Analyzing humor is the most sterile of pastimes. What's the point? You laugh, or you don't. Not everyone laughed with Bob, I am sure. But his one-liners and double takes were great; so also his self-satire. His favorite movie role was that of puffed-up coward and lovelorn Romeo. He was a loser who won -- provided Bing Crosby didn't cross him up in the last reel. His non-stop wit (and does anybody care that he had a stable of able writers?) raised him just an eyebrow above the average -- high enough for him to watch us, wryly, across the footlights, never so high as to put him out of touch with those laughing so heartily with him.
The humor of Bob Hope was sharp, discerning, self-depreciatory: very, very American. Ah, and genial. Let's not leave that out.
Bob lived and laughed in an age when Americans liked themselves far better than is the case today. There was more -- how shall I say it? -- tolerance for folly, more appreciation of human nuttiness and contrariness. Nowadays, differences of viewpoint are commonly ascribed to evil and bigotry. I do not remember it so in the '50s, when Bob's sun still shone brightly.

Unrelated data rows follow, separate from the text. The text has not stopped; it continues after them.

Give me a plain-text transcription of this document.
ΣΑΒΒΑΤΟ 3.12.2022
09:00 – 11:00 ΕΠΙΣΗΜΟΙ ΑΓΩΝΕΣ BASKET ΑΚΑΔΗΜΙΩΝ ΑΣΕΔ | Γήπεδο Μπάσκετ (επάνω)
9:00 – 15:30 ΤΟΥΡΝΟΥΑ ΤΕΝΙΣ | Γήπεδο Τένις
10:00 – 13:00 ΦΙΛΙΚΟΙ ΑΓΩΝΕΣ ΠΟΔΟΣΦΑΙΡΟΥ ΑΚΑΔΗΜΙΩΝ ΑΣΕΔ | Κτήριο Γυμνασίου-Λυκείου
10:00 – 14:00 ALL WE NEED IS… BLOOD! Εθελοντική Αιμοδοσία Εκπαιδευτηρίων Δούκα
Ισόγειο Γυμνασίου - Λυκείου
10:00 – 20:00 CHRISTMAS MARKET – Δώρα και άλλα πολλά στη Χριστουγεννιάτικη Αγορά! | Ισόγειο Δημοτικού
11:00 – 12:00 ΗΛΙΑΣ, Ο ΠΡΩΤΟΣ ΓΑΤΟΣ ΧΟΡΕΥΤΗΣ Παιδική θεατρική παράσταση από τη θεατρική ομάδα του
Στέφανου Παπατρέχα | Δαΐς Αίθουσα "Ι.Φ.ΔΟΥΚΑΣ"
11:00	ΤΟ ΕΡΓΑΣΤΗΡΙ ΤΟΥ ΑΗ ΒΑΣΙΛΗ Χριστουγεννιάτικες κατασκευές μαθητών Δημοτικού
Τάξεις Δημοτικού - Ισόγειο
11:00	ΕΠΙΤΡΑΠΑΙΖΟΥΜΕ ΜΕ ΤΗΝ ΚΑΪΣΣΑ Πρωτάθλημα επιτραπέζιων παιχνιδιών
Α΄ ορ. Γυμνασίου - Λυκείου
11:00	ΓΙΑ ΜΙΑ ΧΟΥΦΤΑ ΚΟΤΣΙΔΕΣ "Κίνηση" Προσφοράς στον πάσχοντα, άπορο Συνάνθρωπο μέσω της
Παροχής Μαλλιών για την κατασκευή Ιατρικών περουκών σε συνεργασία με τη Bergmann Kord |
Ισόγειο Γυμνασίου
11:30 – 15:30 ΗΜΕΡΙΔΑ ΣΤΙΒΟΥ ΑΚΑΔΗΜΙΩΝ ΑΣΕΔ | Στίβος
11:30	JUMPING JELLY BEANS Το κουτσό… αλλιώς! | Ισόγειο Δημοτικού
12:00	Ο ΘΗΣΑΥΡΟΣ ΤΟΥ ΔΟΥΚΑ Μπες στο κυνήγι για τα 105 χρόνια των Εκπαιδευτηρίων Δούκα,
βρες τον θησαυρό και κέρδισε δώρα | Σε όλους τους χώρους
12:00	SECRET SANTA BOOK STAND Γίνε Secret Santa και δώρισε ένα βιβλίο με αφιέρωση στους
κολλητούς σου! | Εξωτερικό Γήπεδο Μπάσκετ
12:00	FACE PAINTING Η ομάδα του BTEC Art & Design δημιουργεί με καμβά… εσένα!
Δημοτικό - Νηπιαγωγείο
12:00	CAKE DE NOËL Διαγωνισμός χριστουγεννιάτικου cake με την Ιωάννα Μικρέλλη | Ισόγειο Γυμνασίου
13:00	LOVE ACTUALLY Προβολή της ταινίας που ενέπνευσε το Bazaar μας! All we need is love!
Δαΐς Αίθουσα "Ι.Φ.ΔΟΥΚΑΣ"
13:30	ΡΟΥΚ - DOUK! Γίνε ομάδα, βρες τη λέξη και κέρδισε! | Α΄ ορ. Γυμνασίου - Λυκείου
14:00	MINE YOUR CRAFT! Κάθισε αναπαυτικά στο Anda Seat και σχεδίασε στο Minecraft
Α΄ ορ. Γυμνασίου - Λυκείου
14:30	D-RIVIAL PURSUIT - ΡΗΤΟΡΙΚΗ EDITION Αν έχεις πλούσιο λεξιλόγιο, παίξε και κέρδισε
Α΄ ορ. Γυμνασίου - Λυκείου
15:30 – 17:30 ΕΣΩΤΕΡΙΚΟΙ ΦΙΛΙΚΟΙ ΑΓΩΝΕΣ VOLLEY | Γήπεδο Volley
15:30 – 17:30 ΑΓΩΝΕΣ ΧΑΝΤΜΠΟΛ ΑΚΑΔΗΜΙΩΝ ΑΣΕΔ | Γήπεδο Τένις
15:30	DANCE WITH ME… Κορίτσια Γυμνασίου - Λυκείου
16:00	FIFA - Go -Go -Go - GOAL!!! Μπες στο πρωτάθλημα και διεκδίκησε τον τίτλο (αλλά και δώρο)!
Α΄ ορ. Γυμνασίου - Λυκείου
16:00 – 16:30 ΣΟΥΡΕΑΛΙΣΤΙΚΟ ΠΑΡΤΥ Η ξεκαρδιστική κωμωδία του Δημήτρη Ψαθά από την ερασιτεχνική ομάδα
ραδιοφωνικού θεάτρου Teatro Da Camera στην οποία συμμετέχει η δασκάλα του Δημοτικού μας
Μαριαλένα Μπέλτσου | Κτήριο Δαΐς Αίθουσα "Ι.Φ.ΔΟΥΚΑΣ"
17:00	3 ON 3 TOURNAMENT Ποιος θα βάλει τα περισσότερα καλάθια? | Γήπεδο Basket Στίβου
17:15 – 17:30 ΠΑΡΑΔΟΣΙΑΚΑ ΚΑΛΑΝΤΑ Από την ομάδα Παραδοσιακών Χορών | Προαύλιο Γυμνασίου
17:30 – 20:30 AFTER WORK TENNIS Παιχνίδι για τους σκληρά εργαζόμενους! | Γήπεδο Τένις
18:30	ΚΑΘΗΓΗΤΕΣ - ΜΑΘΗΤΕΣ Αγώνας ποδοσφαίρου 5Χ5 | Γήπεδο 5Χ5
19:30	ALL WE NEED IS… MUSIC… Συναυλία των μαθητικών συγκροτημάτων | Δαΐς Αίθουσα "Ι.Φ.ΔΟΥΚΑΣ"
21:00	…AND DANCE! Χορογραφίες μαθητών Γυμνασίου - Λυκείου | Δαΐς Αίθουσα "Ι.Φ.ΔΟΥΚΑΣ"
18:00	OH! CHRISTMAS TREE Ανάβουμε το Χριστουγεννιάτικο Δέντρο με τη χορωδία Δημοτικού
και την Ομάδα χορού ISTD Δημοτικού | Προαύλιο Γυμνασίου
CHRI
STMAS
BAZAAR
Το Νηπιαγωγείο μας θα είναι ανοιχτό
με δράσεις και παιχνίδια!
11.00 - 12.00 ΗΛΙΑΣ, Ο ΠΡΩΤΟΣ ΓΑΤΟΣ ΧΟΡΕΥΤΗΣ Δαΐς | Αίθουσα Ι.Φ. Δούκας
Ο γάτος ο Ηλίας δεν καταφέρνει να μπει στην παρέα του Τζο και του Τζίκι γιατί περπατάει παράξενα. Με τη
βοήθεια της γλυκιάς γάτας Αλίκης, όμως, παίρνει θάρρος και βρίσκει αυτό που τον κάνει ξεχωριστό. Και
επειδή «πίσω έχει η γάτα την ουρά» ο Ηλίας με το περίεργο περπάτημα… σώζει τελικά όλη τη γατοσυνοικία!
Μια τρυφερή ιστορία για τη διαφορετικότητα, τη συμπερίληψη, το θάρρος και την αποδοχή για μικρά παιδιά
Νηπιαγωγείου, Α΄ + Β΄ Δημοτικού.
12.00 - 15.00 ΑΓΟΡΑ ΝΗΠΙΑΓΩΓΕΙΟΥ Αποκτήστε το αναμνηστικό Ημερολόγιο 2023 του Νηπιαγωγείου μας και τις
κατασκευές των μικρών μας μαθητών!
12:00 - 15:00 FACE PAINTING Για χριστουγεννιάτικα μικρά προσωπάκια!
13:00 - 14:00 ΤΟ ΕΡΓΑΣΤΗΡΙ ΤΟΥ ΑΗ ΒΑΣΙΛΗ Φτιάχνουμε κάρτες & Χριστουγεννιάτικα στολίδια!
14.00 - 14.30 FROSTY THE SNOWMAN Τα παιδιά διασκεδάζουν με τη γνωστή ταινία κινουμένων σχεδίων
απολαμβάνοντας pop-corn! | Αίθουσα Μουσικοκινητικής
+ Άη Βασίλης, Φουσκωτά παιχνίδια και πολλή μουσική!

Bob Hope, Fred Allen, Jack Benny, George Burns and Gracie Allen, Red Skelton, "Fibber McGee and Molly," "The Life of Riley" ... stop! How many have the slightest idea what I am talking about? Would you advance and be recognized? The aforementioned comedians and shows, I started to say, dispensed merriment for its own sake, not for the sake of eviscerating an ideological opponent or wising up some Church Lady type on the second row with a string of obscenities or double-entendres.

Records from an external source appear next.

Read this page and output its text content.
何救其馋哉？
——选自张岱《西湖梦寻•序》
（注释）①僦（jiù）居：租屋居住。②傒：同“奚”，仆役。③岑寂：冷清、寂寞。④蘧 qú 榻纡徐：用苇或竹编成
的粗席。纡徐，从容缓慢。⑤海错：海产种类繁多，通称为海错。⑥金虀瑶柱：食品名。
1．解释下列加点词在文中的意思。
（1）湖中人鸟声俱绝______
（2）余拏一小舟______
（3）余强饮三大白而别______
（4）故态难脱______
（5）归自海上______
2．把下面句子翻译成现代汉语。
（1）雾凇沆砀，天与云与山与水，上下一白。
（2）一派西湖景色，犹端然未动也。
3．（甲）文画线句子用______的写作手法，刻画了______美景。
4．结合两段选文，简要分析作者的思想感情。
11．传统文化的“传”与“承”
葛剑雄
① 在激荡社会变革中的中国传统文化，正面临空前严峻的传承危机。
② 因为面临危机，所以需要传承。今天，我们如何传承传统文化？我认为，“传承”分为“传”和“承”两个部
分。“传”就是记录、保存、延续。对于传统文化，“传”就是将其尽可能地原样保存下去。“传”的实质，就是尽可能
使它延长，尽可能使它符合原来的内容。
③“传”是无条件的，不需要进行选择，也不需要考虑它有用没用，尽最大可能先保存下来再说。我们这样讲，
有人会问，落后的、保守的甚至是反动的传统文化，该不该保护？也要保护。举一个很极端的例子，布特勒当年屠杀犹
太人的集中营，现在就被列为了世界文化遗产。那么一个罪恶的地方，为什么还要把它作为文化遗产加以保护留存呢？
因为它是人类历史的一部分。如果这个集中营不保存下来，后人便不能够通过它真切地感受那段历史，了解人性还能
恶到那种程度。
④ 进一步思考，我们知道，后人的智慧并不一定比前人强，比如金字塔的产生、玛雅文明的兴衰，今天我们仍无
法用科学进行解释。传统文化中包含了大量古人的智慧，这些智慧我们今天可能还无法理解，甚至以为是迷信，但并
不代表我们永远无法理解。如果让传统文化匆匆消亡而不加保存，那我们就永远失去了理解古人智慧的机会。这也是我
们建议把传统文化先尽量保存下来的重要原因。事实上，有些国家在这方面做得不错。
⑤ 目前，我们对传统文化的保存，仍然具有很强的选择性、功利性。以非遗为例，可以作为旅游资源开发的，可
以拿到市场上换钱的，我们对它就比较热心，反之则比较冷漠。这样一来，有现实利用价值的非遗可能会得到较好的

The infirmities of age removed Bob Hope from the comedic circuit just about the time he would have been pronounced unspeakably out of date. It was perhaps as well for him. He lived on to be appreciated for what he had never thought would become necessary -- the defense of American-ness.
Yes. Fine. Wonderful. Give a great patriot his due. Just so long as the tributes don't cease there. Here's the next step -- I might almost say, in present context, a subversive one. Lay hands on some Bob Hope movies from the '40s and '50s -- "The Ghost Breakers." "The Paleface." "Alias Jesse James." The "Road to ... " anywhere. Pop 'em in the VCR. Proceed to laugh like crazy.